Well - you are lying since none of the university accommodation in the UK is covered by tuition fees and it’s costs are sufficiently higher than what you would pay if you didn’t live in dorms.

Also I had a friend who lived in a shared bunk room in the UK.

> It’s costs are sufficiently higher than what you would pay if you didn’t live in dorms.

This actually varies significantly by university. Prices for accommodation have been going up since the recent government funding cuts (that accompanies the fee increase to £9k), but were traditionally subsidized by the universities such that they were cheaper than market rents.

I am not lying, but you can choose not to believe me if you want.

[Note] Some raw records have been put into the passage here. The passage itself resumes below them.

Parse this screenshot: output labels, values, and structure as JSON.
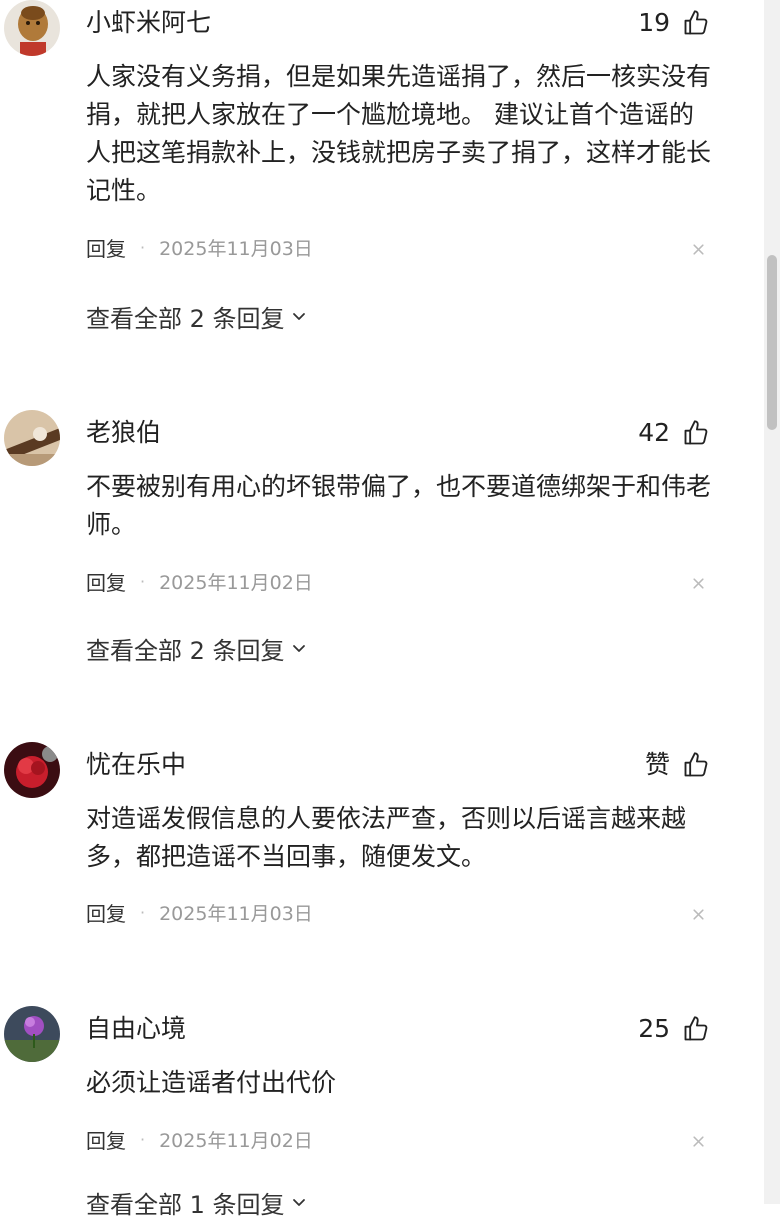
{
  "comments": [
    {
      "username": "小虾米阿七",
      "likes": "19",
      "text": "人家没有义务捐，但是如果先造谣捐了，然后一核实没有捐，就把人家放在了一个尴尬境地。 建议让首个造谣的人把这笔捐款补上，没钱就把房子卖了捐了，这样才能长记性。",
      "reply_label": "回复",
      "separator": "·",
      "date": "2025年11月03日",
      "view_replies": "查看全部 2 条回复",
      "avatar_icon": "cartoon-face-avatar"
    },
    {
      "username": "老狼伯",
      "likes": "42",
      "text": "不要被别有用心的坏银带偏了，也不要道德绑架于和伟老师。",
      "reply_label": "回复",
      "separator": "·",
      "date": "2025年11月02日",
      "view_replies": "查看全部 2 条回复",
      "avatar_icon": "hat-photo-avatar"
    },
    {
      "username": "忧在乐中",
      "likes": "赞",
      "text": "对造谣发假信息的人要依法严查，否则以后谣言越来越多，都把造谣不当回事，随便发文。",
      "reply_label": "回复",
      "separator": "·",
      "date": "2025年11月03日",
      "avatar_icon": "red-flower-avatar"
    },
    {
      "username": "自由心境",
      "likes": "25",
      "text": "必须让造谣者付出代价",
      "reply_label": "回复",
      "separator": "·",
      "date": "2025年11月02日",
      "view_replies": "查看全部 1 条回复",
      "avatar_icon": "purple-flower-avatar"
    }
  ],
  "colors": {
    "text": "#222222",
    "meta_text": "#999999",
    "scrollbar_thumb": "#c1c1c1"
  }
}
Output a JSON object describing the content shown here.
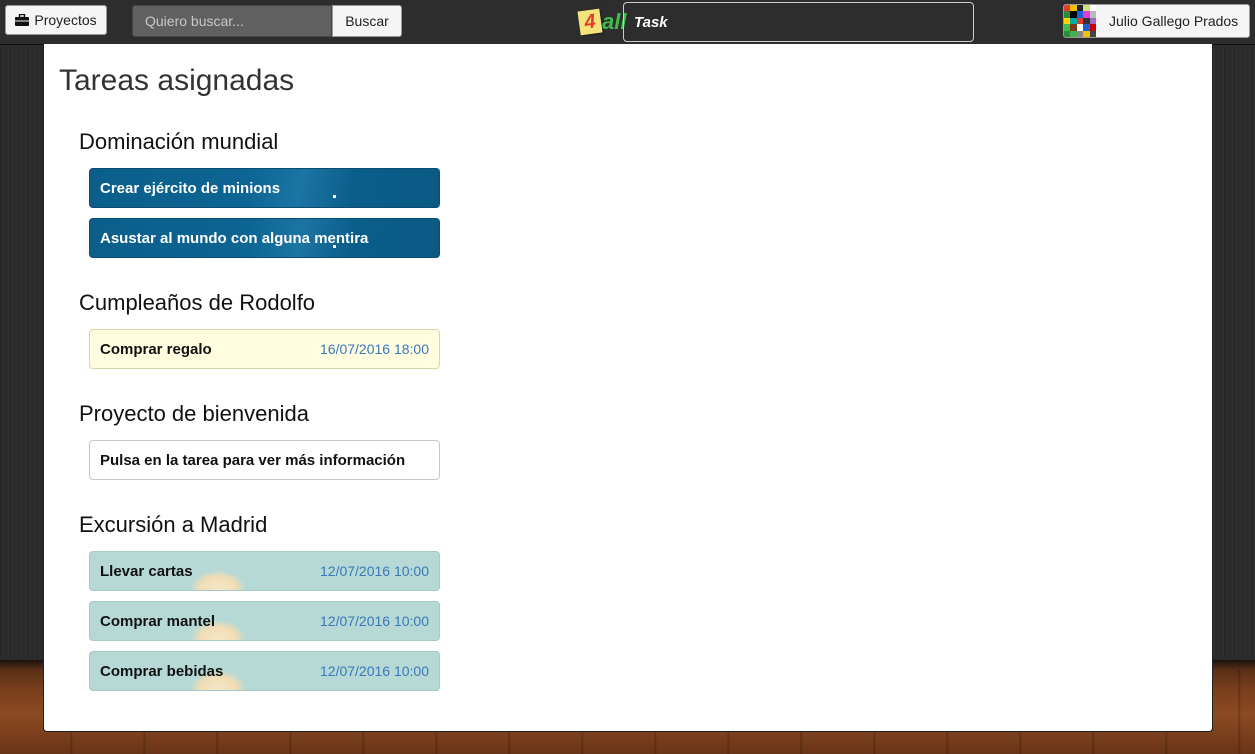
{
  "navbar": {
    "projects_label": "Proyectos",
    "projects_icon": "briefcase-icon",
    "search_placeholder": "Quiero buscar...",
    "search_button": "Buscar",
    "logo": {
      "part1": "Task",
      "part2": "4",
      "part3": "all"
    },
    "user_name": "Julio Gallego Prados"
  },
  "main": {
    "title": "Tareas asignadas",
    "groups": [
      {
        "name": "Dominación mundial",
        "tasks": [
          {
            "name": "Crear ejército de minions",
            "date": ""
          },
          {
            "name": "Asustar al mundo con alguna mentira",
            "date": ""
          }
        ]
      },
      {
        "name": "Cumpleaños de Rodolfo",
        "tasks": [
          {
            "name": "Comprar regalo",
            "date": "16/07/2016 18:00"
          }
        ]
      },
      {
        "name": "Proyecto de bienvenida",
        "tasks": [
          {
            "name": "Pulsa en la tarea para ver más información",
            "date": ""
          }
        ]
      },
      {
        "name": "Excursión a Madrid",
        "tasks": [
          {
            "name": "Llevar cartas",
            "date": "12/07/2016 10:00"
          },
          {
            "name": "Comprar mantel",
            "date": "12/07/2016 10:00"
          },
          {
            "name": "Comprar bebidas",
            "date": "12/07/2016 10:00"
          }
        ]
      }
    ]
  },
  "colors": {
    "task_blue": "#0b5e8a",
    "task_yellow": "#fffde0",
    "task_teal": "#b6d9d6",
    "date_text": "#3a78b8"
  }
}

I used to work for MMU, one of my duties was to inspect the first-year halls of residence. It felt strange, as I was younger than them at the time!

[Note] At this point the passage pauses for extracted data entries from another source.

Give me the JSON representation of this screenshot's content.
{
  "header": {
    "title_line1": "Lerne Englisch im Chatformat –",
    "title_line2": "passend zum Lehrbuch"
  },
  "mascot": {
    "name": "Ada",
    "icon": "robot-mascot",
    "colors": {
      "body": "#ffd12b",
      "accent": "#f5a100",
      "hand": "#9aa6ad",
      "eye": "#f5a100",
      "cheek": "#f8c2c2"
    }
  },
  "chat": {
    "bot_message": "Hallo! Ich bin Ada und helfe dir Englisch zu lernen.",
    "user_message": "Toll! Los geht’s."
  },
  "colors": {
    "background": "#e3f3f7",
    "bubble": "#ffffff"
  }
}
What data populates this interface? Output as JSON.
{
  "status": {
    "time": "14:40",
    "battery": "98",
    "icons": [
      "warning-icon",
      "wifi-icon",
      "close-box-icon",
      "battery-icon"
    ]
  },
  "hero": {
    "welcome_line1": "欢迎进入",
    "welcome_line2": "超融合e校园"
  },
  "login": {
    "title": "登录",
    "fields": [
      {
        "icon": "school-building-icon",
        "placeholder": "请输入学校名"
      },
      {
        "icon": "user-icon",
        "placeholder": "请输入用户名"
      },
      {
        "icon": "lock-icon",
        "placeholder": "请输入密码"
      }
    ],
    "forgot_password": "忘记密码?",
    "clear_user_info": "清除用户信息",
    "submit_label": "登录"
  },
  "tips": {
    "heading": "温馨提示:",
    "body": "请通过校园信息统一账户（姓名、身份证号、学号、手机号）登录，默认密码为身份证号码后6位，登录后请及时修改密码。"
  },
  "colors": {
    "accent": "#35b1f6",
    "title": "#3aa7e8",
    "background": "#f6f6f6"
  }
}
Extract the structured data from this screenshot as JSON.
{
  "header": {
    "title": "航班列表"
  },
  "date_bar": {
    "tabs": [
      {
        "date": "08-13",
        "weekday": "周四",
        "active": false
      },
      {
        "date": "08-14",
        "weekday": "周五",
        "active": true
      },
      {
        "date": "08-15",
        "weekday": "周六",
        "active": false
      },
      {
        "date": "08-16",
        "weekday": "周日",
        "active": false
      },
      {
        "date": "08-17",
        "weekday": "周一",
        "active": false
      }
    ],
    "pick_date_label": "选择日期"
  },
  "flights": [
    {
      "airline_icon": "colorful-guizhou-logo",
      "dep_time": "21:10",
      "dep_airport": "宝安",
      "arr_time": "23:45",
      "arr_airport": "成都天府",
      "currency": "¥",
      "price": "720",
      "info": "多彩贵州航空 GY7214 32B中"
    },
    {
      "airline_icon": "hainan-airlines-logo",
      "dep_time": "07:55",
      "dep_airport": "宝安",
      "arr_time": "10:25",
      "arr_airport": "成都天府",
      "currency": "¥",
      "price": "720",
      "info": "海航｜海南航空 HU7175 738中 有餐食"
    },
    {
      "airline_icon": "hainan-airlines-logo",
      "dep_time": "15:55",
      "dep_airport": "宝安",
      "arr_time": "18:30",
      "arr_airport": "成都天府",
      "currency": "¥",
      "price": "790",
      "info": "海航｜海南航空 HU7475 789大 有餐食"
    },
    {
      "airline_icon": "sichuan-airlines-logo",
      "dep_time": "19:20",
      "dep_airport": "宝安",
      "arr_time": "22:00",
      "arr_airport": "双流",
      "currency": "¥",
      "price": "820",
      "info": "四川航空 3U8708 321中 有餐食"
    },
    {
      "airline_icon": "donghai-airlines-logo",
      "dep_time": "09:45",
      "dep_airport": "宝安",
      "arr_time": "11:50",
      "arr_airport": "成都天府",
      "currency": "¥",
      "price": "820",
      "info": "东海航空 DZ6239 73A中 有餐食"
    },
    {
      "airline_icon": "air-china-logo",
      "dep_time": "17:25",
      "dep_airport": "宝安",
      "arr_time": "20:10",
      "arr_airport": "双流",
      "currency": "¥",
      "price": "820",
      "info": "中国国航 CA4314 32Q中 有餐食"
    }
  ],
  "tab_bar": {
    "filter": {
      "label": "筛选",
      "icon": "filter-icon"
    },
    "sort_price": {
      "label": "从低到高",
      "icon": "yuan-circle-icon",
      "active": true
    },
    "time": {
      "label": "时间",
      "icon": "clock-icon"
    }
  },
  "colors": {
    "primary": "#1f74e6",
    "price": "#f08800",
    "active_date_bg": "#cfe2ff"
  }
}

UK tuition fees are increasing, agreed, but that is a separate argument. Not making an argument against better tuition either, MIT is obviously a leader in some areas.

Please assume my intention is positive. I am not willfully spreading misinformation, if I'm wrong, point me to the facts.

Cost https://sfs.mit.edu/undergraduate-students/the-cost-of-atten... here says $10k/yr for housing, my mortgage isn't even that high. As a comparison: https://www.manchester.ac.uk/study/experience/student-life/l... (which I think is still quite high)

I certainly doubt you to be lying, but you are wrong afaik.

There are certainly shared rooms in a university in the UK (at least were ~10 years ago and doubt has changed). However it was a handful of students in shared halls rooms (in big old houses etc) compared to a population that must have been a few thousand. It was cheaper, and some people thought sharing a room would help make friends.

I remain dubious.

Can you show me any UK university that has shared sleeping rooms? I have never heard of this. Shared living areas, i.e. sharing a house, does exist, and is what my original post said.
My halls at Imperial College had double and triple shared rooms [1]. Looks like they don't use those buildings as halls any more though.

[1] https://www.imperial.ac.uk/centenary/memories/JoaoCabral.sht...

I stand corrected, thanks!
University of Leics had them ~2010. (I had a friend who lived in one)
I'm not sure if he's edited his post, but it is extremely rare for students to share rooms at any point of their university life. The closest thing we have is a shared study where two people have their own small sleeping room, but share a space with two desks/chairs. And even that is very uncommon.
Nope, he’s not lying. Worked at 3 redbricks. It is exactly as described.